Le 29 mars dernier, les autorités communales de Belprahon, commune limitrophe de Moutier, revendiquaient à leur tour de rejoindre le canton du Jura. Le niet bernois ne tardera pas à venir de la bouche du Conseiller d’Etat Schnegg. Un niet semblable à celui tonitrué à Vellerat par Berne il y a un peu plus de 20 ans. Et à de multiples occasions !

Ainsi que l’écrivait le Jura Libre dans son édition du 17 septembre dernier, « les hommes politiques bernois passent, leur clairvoyance demeure inchangée ». A l’image de ce que déclarait il y a bien longtemps le futur conseiller fédéral bernois – 1952 à 1958 – Markus Feldmann : « Le séparatisme jurassien ? Dans quelques mois, il se sera perdu dans les sables ! ».Quelque 70 ans plus tard, ce n’est pas dans les sables, fussent-ils mouvants, une turbulence, un tressaillement naturel de la terre que feu le politicien bernois ignorait sans doute, mais bien dans les plus insondables abysses que le conseiller d’Etat bernois Pierre-Alain Schnegg entend noyer la Question jurassienne, avec une frénétique insistance : «Nous sommes ici pour prendre acte de la fin de la Question jurassienne », devait-il se convaincre le 23 septembre dernier.
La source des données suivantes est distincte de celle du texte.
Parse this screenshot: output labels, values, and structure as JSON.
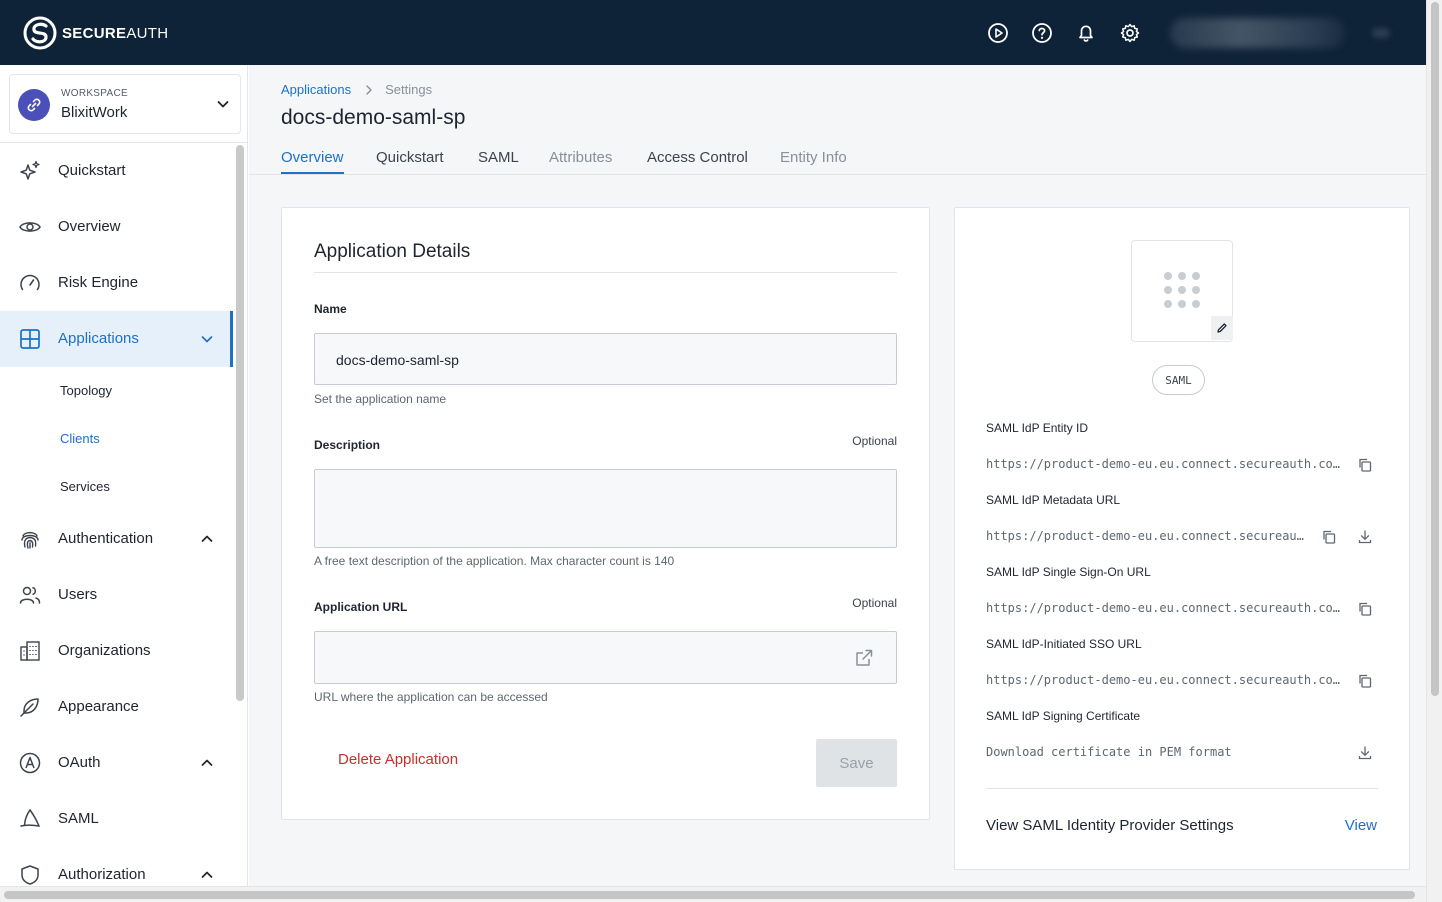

Péremptoire dans sa certitude, contrairement à son homologue jurassienne. Beaucoup plus nuancée, la présidente du Gouvernement jurassien Nathalie Barthoulot, y allait en effet d’un prudent propos, en déclarant que « la signature de la feuille de route lance le début de la phase du transfert de Moutier ». Ce que ratifieront le moment venu le Parlement jurassien puis les citoyens des trois districts du Nord.

Parce que demain reste à faire ! 

Parce que Nathalie Barthoulot, elle aussi, à l’instar de la majorité des Jurassiens, est certaine que rien n’est figé en politique, et surtout pas à propos de la Question jurassienne ; parce que certaine que ce qui apparaît aujourd’hui comme une évidence risque fort de l’être bien moins demain, dans le temps ; parce que convaincue que rien n’empêchera le débat des idées et des opinions, ces outils de réflexions indispensables à la démocratie ; parce que pénétrée d’une autre certitude, à savoir que rien ni personne n’empêchera un jour les citoyens du sud du Jura de s’emparer de leur propre pouvoir de décision politique et économique.
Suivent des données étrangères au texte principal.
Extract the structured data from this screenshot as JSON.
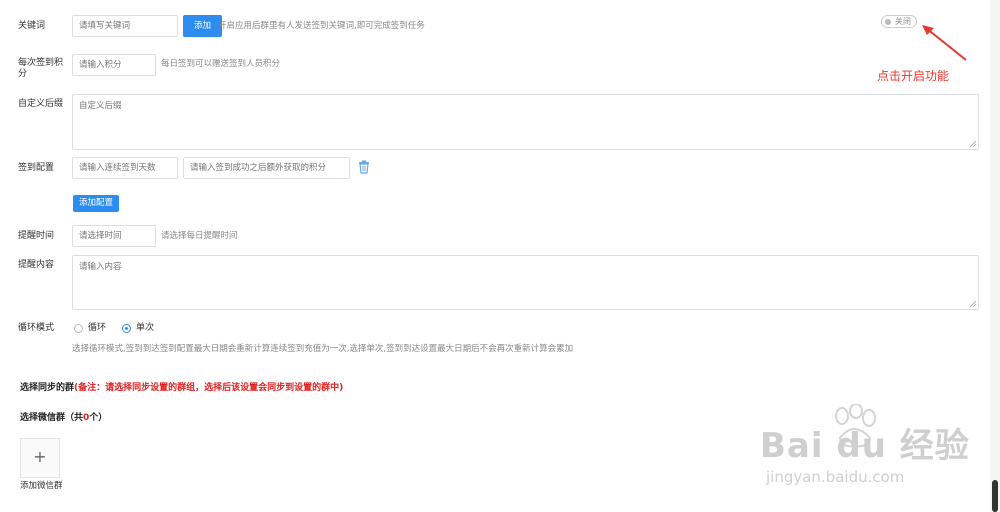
{
  "keyword": {
    "label": "关键词",
    "placeholder": "请填写关键词",
    "add_button": "添加",
    "hint": "开启应用后群里有人发送签到关键词,即可完成签到任务",
    "toggle_text": "关闭"
  },
  "points": {
    "label": "每次签到积分",
    "placeholder": "请输入积分",
    "hint": "每日签到可以赠送签到人员积分"
  },
  "custom_suffix": {
    "label": "自定义后缀",
    "placeholder": "自定义后缀"
  },
  "sign_config": {
    "label": "签到配置",
    "days_placeholder": "请输入连续签到天数",
    "extra_points_placeholder": "请输入签到成功之后额外获取的积分",
    "add_button": "添加配置"
  },
  "remind_time": {
    "label": "提醒时间",
    "placeholder": "请选择时间",
    "hint": "请选择每日提醒时间"
  },
  "remind_content": {
    "label": "提醒内容",
    "placeholder": "请输入内容"
  },
  "loop_mode": {
    "label": "循环模式",
    "options": [
      "循环",
      "单次"
    ],
    "selected": "单次",
    "hint": "选择循环模式,签到到达签到配置最大日期会重新计算连续签到充值为一次,选择单次,签到到达设置最大日期后不会再次重新计算会累加"
  },
  "sync_group": {
    "title": "选择同步的群",
    "note": "(备注：请选择同步设置的群组，选择后该设置会同步到设置的群中)",
    "wechat_label_prefix": "选择微信群（共",
    "wechat_count": "0",
    "wechat_label_suffix": "个）",
    "add_group_label": "添加微信群",
    "add_icon": "+"
  },
  "annotation": {
    "text": "点击开启功能",
    "color": "#e8382c"
  },
  "watermark": {
    "brand": "Bai du 经验",
    "url": "jingyan.baidu.com"
  },
  "colors": {
    "primary": "#2d8cf0",
    "danger": "#e02020",
    "arrow": "#e8382c"
  },
  "icons": {
    "delete": "trash-icon",
    "resize": "resize-handle-icon",
    "add": "plus-icon"
  }
}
Autrement dit, de penser, de décider et d’agir, et ainsi peser sur leur avenir, sur les choses qui font la vie des hommes au quotidien, y compris le social, l’environnement, l’emploi, la culture. Entre autres ! Parce que rien ne les empêchera de passer de l’état de dominé, de minoritaire à celui de gestionnaire de leur horizon. A armes égales ! Sans parler d’une réalité tellement moins maîtrisées par les hommes politiques, à savoir la démographie dont on ne peut préjuger ce qu’elle sera demain, ni des mouvements et des brassages de population, des changements tous azimuts, avec leurs possibles tolérances qui prendraient le pas sur les intolérances…

Et encore moins, ainsi que l’écrit Alain Charpilloz dans le dernier « Jura Libre » (JL), d’un paramètre trop souvent ignoré, mais non négligeable ; « l’indifférence absolue de l’opinion publique de l’ancien canton envers ses ultimes possessions jurassien, en décalage total avec leurs autorités.
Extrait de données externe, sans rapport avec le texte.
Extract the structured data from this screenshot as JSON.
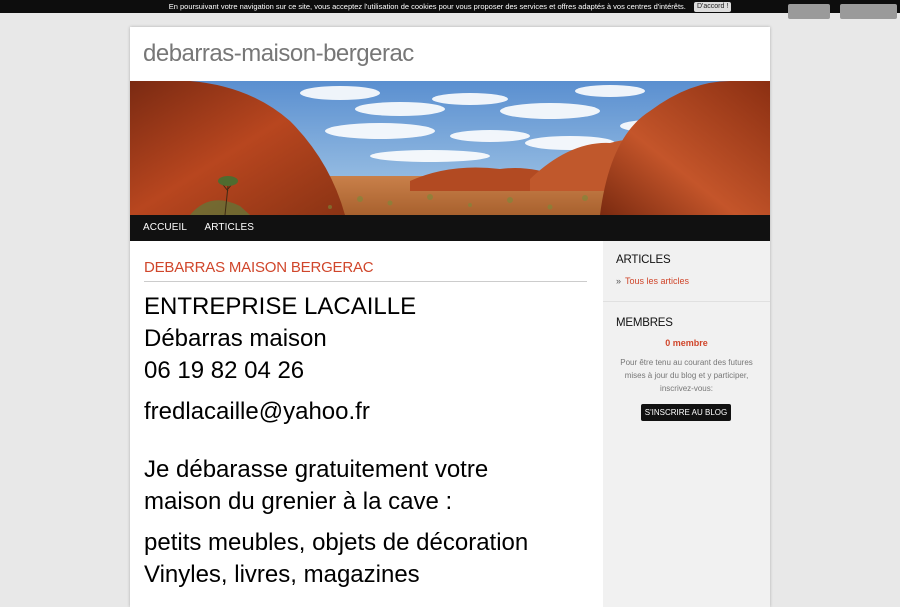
{
  "cookie_bar": {
    "message": "En poursuivant votre navigation sur ce site, vous acceptez l'utilisation de cookies pour vous proposer des services et offres adaptés à vos centres d'intérêts.",
    "accept_label": "D'accord !"
  },
  "site": {
    "title": "debarras-maison-bergerac"
  },
  "nav": {
    "items": [
      {
        "label": "ACCUEIL"
      },
      {
        "label": "ARTICLES"
      }
    ]
  },
  "post": {
    "title": "DEBARRAS MAISON BERGERAC",
    "lines": [
      "ENTREPRISE LACAILLE",
      "Débarras maison",
      "06 19 82 04 26",
      "fredlacaille@yahoo.fr",
      "Je  débarasse gratuitement votre",
      "maison du grenier  à la cave :",
      "petits meubles, objets de décoration",
      "Vinyles, livres, magazines"
    ]
  },
  "sidebar": {
    "articles": {
      "title": "ARTICLES",
      "link": "Tous les articles"
    },
    "members": {
      "title": "MEMBRES",
      "count": "0 membre",
      "text": "Pour être tenu au courant des futures mises à jour du blog et y participer, inscrivez-vous:",
      "button": "S'INSCRIRE AU BLOG"
    }
  },
  "colors": {
    "accent": "#d0462b",
    "nav_bg": "#111111",
    "page_bg": "#e8e8e8"
  }
}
«Ils veulent rallier le canton du Jura ? » « C’est avec leur bonhomie proverbiale qu’ils l’acceptent », écrit l’inamovible chroniqueur du JL. « Wenn sy wei go, söue sy go » : S’ils veulent partir qu’ils partent… « Pourquoi s’empoisonner la vie avec des gens dont on se passera sans peine… »

De l’Oberland bernois et de ses Préalpes, à la vallée de l’Emme, en passant par l’Emmental, un sondage, cette marotte consommée sans modération par la TSR, notamment, indiquerait sans beaucoup de craintes de se tromper la difficulté voire l’incapacité des citoyens de ces régions à localiser des communes du Jura sud comme Tavannes, Saint-Imier ou Courtelary – et ce n’est en rien faire offense aux habitants de ces communes jurassiennes que d’avancer cette hypothèse -, à en connaître même les existences. Hormis sans doute la ville de Bienne pour les habitants du Seeland.. La ville de Bienne mise à part, c’est-à-dire là où pour les Bernois, de Wengen à Aarberg en passant par Gstaad et Steffisburg, s’arrête le canton de Berne. Punkt ?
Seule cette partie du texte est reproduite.